People can say and do hurtful things. We are human, reactive, scared. When Henry was young, I used to feel hives come on frequently. I would work hard to shelter the kids from such comments, but you can only push a stroller so fast or move so far away in an elevator. I used to want to silkscreen a shirt for him when he was little that would read: "If you're going to stare, please smile." simply to snap onlookers back into reality. 

I stopped taking the kids out as much. What you don't hear can't hurt you, right? 
This included playgrounds, parks, malls, even grocery stores...well, some grocery stores. It's hard to admit that our 'reception' was far gentler at more expensive stores, but it's true. Are those who spend more money on groceries also: kinder, better mannered, more educated? Or are they more self-involved, avoidant, afraid? At the end of the day, it didn't matter. I was willing to spend extra money for less bullshit. I would make the same choice today.

I spotted a perfect seat in the center of the back row of the theater. I know, I really need full-time glasses, but I don't like wearing frames, so the back row it is. Plus, it's typically an empty row, save the other lone weirdo like me. And low and behold, there appeared to be one such weirdo, a woman, a little younger than me. 'Right on, Sister!' I thought, as I pulled off my jacket. A second later, her significant other joined her with sodas and candy in hand. That's cool, I wanted to kick it with Henry, anyhow :)

I wasn't planning on seeing "Joker". I imagined it would be too violent for me. I went with Henry to almost every movie, except when they felt too scary. Luckily, for these must-sees, Henry could go with his step-dad(ish), Alan. I guess after Henry dying, I figured I most likely wouldn't see certain types of movies ever again. But then yesterday, while visiting with my daughter Bella up in Portland, she urged me to go. She said it felt like Henry was there with her (or something like this), and she was right. He was right there, sitting next to me. Holy shit, I think he might've taken the first handful of popcorn! (big smile). 

And maybe that's enough for this entry. Maybe I'll keep the rest of the movie and time with Henry to myself. I will say one final thing about the movie, though. Joaquin Phoenix's performance made me oddly proud to be human. The level of beauty, vulnerability, love, hurt, and straight up GRACE that he brought to his character knocked me on my ass. I left this movie, Phoenix's performance, realizing that I finally understood just what Henry saw in "Joker". He saw a Hero who was tired of excusing the behavior of assholes.
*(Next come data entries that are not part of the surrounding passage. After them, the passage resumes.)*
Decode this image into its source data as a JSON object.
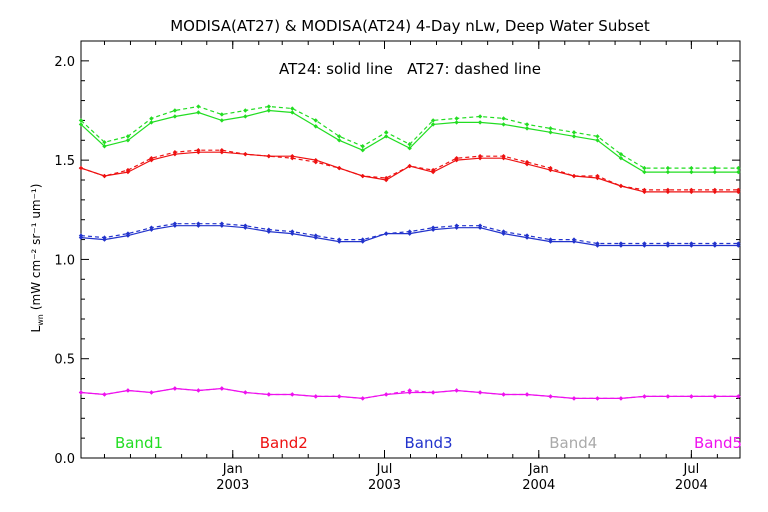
{
  "chart_data": {
    "type": "line",
    "title": "MODISA(AT27) & MODISA(AT24) 4-Day nLw, Deep Water Subset",
    "subtitle": "AT24: solid line   AT27: dashed line",
    "ylabel_main": "L",
    "ylabel_sub": "wn",
    "ylabel_rest": "(mW cm⁻² sr⁻¹ um⁻¹)",
    "xlabel": "",
    "xlim": [
      "2002-07-04",
      "2004-08-28"
    ],
    "ylim": [
      0.0,
      2.1
    ],
    "y_ticks": [
      "0.0",
      "0.5",
      "1.0",
      "1.5",
      "2.0"
    ],
    "x_ticks": [
      {
        "date": "2003-01-01",
        "line1": "Jan",
        "line2": "2003"
      },
      {
        "date": "2003-07-01",
        "line1": "Jul",
        "line2": "2003"
      },
      {
        "date": "2004-01-01",
        "line1": "Jan",
        "line2": "2004"
      },
      {
        "date": "2004-07-01",
        "line1": "Jul",
        "line2": "2004"
      }
    ],
    "x": [
      "2002-07-04",
      "2002-08-01",
      "2002-08-29",
      "2002-09-26",
      "2002-10-24",
      "2002-11-21",
      "2002-12-19",
      "2003-01-16",
      "2003-02-13",
      "2003-03-13",
      "2003-04-10",
      "2003-05-08",
      "2003-06-05",
      "2003-07-03",
      "2003-07-31",
      "2003-08-28",
      "2003-09-25",
      "2003-10-23",
      "2003-11-20",
      "2003-12-18",
      "2004-01-15",
      "2004-02-12",
      "2004-03-11",
      "2004-04-08",
      "2004-05-06",
      "2004-06-03",
      "2004-07-01",
      "2004-07-29",
      "2004-08-26"
    ],
    "series": [
      {
        "name": "Band1",
        "color": "#22dd22",
        "solid": [
          1.68,
          1.57,
          1.6,
          1.69,
          1.72,
          1.74,
          1.7,
          1.72,
          1.75,
          1.74,
          1.67,
          1.6,
          1.55,
          1.62,
          1.56,
          1.68,
          1.69,
          1.69,
          1.68,
          1.66,
          1.64,
          1.62,
          1.6,
          1.51,
          1.44,
          1.44,
          1.44,
          1.44,
          1.44
        ],
        "dashed": [
          1.7,
          1.59,
          1.62,
          1.71,
          1.75,
          1.77,
          1.73,
          1.75,
          1.77,
          1.76,
          1.7,
          1.62,
          1.57,
          1.64,
          1.58,
          1.7,
          1.71,
          1.72,
          1.71,
          1.68,
          1.66,
          1.64,
          1.62,
          1.53,
          1.46,
          1.46,
          1.46,
          1.46,
          1.46
        ]
      },
      {
        "name": "Band2",
        "color": "#ee1111",
        "solid": [
          1.46,
          1.42,
          1.44,
          1.5,
          1.53,
          1.54,
          1.54,
          1.53,
          1.52,
          1.52,
          1.5,
          1.46,
          1.42,
          1.4,
          1.47,
          1.44,
          1.5,
          1.51,
          1.51,
          1.48,
          1.45,
          1.42,
          1.41,
          1.37,
          1.34,
          1.34,
          1.34,
          1.34,
          1.34
        ],
        "dashed": [
          1.46,
          1.42,
          1.45,
          1.51,
          1.54,
          1.55,
          1.55,
          1.53,
          1.52,
          1.51,
          1.49,
          1.46,
          1.42,
          1.41,
          1.47,
          1.45,
          1.51,
          1.52,
          1.52,
          1.49,
          1.46,
          1.42,
          1.42,
          1.37,
          1.35,
          1.35,
          1.35,
          1.35,
          1.35
        ]
      },
      {
        "name": "Band3",
        "color": "#2233cc",
        "solid": [
          1.11,
          1.1,
          1.12,
          1.15,
          1.17,
          1.17,
          1.17,
          1.16,
          1.14,
          1.13,
          1.11,
          1.09,
          1.09,
          1.13,
          1.13,
          1.15,
          1.16,
          1.16,
          1.13,
          1.11,
          1.09,
          1.09,
          1.07,
          1.07,
          1.07,
          1.07,
          1.07,
          1.07,
          1.07
        ],
        "dashed": [
          1.12,
          1.11,
          1.13,
          1.16,
          1.18,
          1.18,
          1.18,
          1.17,
          1.15,
          1.14,
          1.12,
          1.1,
          1.1,
          1.13,
          1.14,
          1.16,
          1.17,
          1.17,
          1.14,
          1.12,
          1.1,
          1.1,
          1.08,
          1.08,
          1.08,
          1.08,
          1.08,
          1.08,
          1.08
        ]
      },
      {
        "name": "Band4",
        "color": "#aaaaaa",
        "solid": [],
        "dashed": []
      },
      {
        "name": "Band5",
        "color": "#ee11ee",
        "solid": [
          0.33,
          0.32,
          0.34,
          0.33,
          0.35,
          0.34,
          0.35,
          0.33,
          0.32,
          0.32,
          0.31,
          0.31,
          0.3,
          0.32,
          0.33,
          0.33,
          0.34,
          0.33,
          0.32,
          0.32,
          0.31,
          0.3,
          0.3,
          0.3,
          0.31,
          0.31,
          0.31,
          0.31,
          0.31
        ],
        "dashed": [
          0.33,
          0.32,
          0.34,
          0.33,
          0.35,
          0.34,
          0.35,
          0.33,
          0.32,
          0.32,
          0.31,
          0.31,
          0.3,
          0.32,
          0.34,
          0.33,
          0.34,
          0.33,
          0.32,
          0.32,
          0.31,
          0.3,
          0.3,
          0.3,
          0.31,
          0.31,
          0.31,
          0.31,
          0.31
        ]
      }
    ],
    "grid": false,
    "legend_placement": "bottom, inside plot"
  }
}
He saw a man who decided it wasn't okay to be treated poorly because of how he looked, talked, moved through this world. My beautiful sweet boy saw himself. And for this, I am so fucking grateful. My little man wasn't here long, but he was aware and awake long enough to understand that humans could do a hell of a lot better than we are currently doing. We could be kinder, more accepting, more tolerant, less judgmental...we could all be our 'better' selves. Something to work towards, anyhow.

**p.s. I left the theater a bit stunned. My entire body felt charged, dizzy, off. I walked to the little parking garage that I've known my entire life, and spent about 15 solid minutes looking for my car. With an alarm on my fob. In the daylight, and with tons of exposed sunlight. THAT'S how much this move affected me. I walked by two women chatting in front of their car, THREE times before seeing my own car. I almost said something like, "In case you're wondering, my son recently died and I just saw his favorite anti-hero movie, and it completely fucked me up and I can't remember AT ALL where I parked my car!" But I felt too fucked up to say anything. Instead, I slid into the driver's seat and forced myself to breathe deeply and pause. I started the ignition, and drove home.